Lo stilista Stefano Gabbana: ""Non voglio essere chiamato gay, perché sono un uomo". E sulla lobby omosessuale: "È molto potente"

Stefano Gabbana: "Non chiamatemi gay, sono un uomo"

Stefano Gabbana torna a parlare della sua vita e della sua omosessualità in un'intervista al Corriere. Un'intervista in cui dice: "Non voglio essere chiamato gay, perché sono un uomo. Mi sembra incredibile che ancora oggi si usi questo termine: sono biologicamente un maschio: lo stesso vale per una donna, che è una donna punto e basta, al di là di tutto. La parola gay è stata inventata da chi ha bisogno di etichettare e io non voglio essere identificato in base alle mie scelte sessuali".

Gabbana prende le distanze anche dalle associazioni gay: "le sigle spesso servono per difendersi, ma io non voglio essere protetto da nessuno, perché non ho fatto nulla di male. Sono semplicemente un uomo". Ma Stefano non ha sempre vissuto una vita semplice. Soprattutto da piccolo: "Volevo giocare da solo. Prima di andare al mare a Jesolo, ogni estate stavo in cascina con i miei nonni, in provincia, dove c’erano tanti animali, oche, mucche, faraone... passavo giornate a creare per loro percorsi o tracciati di gara. Ma non volevo la compagnia di nessuno perché mi sentivo diverso dagli altri bambini e temevo che stando insieme lo avrebbero capito. E sarebbero corsi a dirlo a mia madre". Ed è proprio la madre ad essere una delle persone più importanti della sua vita, anche perché il padre, operaio, faceva i turni di notte. Una madre che ha saputo dell'omosessualità del figlio dai giornali, "quando ho rilasciato un’intervista a Sette: so di aver sbagliato a non parlare chiaro con lei. Ma era il gioco dei non detti: probabilmente faceva finta di nulla, vivevo da tempo con Domenico e non credo che pensasse che giocassimo tutto il tempo a Scala 40!".

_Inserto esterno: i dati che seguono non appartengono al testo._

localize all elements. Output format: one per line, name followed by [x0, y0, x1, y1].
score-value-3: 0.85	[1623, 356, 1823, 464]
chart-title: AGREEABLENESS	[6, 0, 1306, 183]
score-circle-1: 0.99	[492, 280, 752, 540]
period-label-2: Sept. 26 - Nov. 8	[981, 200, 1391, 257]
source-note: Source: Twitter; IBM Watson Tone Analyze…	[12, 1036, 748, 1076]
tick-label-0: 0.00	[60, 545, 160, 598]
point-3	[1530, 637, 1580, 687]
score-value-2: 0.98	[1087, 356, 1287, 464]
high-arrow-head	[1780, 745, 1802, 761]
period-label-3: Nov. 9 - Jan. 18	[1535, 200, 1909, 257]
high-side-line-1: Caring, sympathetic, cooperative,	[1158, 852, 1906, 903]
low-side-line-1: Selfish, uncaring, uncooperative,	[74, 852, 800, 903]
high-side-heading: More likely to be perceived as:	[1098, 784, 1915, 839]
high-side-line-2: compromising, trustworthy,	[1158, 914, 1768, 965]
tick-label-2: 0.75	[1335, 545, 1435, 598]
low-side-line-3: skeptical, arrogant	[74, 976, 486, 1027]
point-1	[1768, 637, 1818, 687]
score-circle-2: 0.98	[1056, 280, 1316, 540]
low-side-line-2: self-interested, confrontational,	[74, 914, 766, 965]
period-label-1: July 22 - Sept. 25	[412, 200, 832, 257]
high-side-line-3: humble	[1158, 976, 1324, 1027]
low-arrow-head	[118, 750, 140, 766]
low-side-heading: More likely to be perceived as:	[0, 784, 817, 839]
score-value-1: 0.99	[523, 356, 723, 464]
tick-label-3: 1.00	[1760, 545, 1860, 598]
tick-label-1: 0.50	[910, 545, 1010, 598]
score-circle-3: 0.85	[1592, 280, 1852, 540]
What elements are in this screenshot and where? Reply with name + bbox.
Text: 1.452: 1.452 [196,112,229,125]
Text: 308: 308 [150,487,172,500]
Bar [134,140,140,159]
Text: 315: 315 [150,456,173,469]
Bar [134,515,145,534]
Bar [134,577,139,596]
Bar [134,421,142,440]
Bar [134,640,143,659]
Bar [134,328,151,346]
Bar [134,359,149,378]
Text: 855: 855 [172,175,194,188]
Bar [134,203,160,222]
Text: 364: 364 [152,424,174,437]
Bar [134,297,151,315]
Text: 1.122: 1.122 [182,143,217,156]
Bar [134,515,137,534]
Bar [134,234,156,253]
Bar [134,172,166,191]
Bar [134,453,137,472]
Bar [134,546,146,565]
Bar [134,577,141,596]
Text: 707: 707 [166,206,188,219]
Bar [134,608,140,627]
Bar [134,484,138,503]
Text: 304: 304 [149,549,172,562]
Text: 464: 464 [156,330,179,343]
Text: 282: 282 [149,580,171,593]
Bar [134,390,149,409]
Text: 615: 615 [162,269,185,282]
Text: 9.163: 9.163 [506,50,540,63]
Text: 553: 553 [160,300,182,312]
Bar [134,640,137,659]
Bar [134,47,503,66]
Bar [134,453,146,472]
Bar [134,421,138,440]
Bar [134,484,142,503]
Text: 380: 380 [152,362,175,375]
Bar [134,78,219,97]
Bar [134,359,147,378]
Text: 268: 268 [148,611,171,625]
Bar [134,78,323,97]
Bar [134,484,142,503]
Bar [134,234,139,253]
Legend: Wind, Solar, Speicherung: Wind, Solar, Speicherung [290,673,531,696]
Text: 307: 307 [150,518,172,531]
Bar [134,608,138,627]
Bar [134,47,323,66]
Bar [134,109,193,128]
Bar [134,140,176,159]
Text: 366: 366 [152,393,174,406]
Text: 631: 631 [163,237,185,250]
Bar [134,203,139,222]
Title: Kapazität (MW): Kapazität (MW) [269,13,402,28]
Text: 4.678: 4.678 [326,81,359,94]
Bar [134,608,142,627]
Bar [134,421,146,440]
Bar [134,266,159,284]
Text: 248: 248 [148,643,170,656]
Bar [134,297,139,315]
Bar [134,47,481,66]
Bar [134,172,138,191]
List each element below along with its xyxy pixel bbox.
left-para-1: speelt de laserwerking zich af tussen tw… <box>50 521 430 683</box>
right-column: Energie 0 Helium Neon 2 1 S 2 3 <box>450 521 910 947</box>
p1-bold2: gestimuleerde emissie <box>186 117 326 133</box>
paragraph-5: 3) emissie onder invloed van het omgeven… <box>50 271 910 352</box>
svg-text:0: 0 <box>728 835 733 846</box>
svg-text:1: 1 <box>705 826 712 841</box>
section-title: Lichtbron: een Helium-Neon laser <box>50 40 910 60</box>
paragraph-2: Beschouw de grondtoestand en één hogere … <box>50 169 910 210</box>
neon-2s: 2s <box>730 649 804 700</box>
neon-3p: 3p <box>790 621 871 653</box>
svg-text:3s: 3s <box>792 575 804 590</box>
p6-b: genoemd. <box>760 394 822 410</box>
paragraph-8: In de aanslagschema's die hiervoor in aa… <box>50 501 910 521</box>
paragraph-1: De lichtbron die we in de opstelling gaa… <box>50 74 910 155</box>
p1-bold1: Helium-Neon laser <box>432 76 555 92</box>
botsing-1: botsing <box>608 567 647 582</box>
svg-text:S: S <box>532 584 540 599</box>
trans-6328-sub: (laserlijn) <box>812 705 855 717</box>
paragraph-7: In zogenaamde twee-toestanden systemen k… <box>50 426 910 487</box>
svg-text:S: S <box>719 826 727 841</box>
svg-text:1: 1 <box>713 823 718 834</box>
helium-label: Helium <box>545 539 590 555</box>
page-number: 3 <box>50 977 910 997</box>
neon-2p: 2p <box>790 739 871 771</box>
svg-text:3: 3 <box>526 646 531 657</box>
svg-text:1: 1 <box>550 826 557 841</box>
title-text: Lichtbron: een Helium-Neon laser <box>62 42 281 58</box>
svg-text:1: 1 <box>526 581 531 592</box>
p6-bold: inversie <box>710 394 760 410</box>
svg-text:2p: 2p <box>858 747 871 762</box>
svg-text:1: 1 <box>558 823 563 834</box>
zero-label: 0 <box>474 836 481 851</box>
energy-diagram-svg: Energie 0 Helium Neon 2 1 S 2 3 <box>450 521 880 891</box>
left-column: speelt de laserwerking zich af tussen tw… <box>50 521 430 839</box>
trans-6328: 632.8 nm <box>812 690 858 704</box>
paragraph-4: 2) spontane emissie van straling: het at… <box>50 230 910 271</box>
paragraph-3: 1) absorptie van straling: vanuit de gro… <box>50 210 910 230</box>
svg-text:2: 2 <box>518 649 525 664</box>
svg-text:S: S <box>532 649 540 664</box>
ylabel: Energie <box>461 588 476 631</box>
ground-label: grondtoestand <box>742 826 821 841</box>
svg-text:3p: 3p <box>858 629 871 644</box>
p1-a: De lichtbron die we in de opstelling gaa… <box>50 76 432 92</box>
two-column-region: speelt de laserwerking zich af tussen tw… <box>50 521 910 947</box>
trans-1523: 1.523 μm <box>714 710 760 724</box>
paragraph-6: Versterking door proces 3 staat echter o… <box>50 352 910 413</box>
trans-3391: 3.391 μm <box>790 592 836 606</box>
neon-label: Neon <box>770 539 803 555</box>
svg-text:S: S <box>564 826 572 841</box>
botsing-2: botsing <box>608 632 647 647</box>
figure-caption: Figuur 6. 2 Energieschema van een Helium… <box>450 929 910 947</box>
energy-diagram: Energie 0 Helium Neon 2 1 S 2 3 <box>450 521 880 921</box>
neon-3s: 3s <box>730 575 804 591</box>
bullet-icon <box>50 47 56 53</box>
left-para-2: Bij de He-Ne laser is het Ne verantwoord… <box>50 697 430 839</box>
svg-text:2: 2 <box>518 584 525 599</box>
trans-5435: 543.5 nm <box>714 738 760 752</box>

Per Gabbana la lobby omosessuale è molto potente: "È vero e l’ho sperimentato sulla mia pelle, quando scoppiò la polemica delle coppie dello stesso sesso e della possibilità di avere figli. I siti che si occupano di difendere i diritti degli omosessuali furono i primi a dirci: 'fate schifo'.

Anche per questo sono contro le lobby".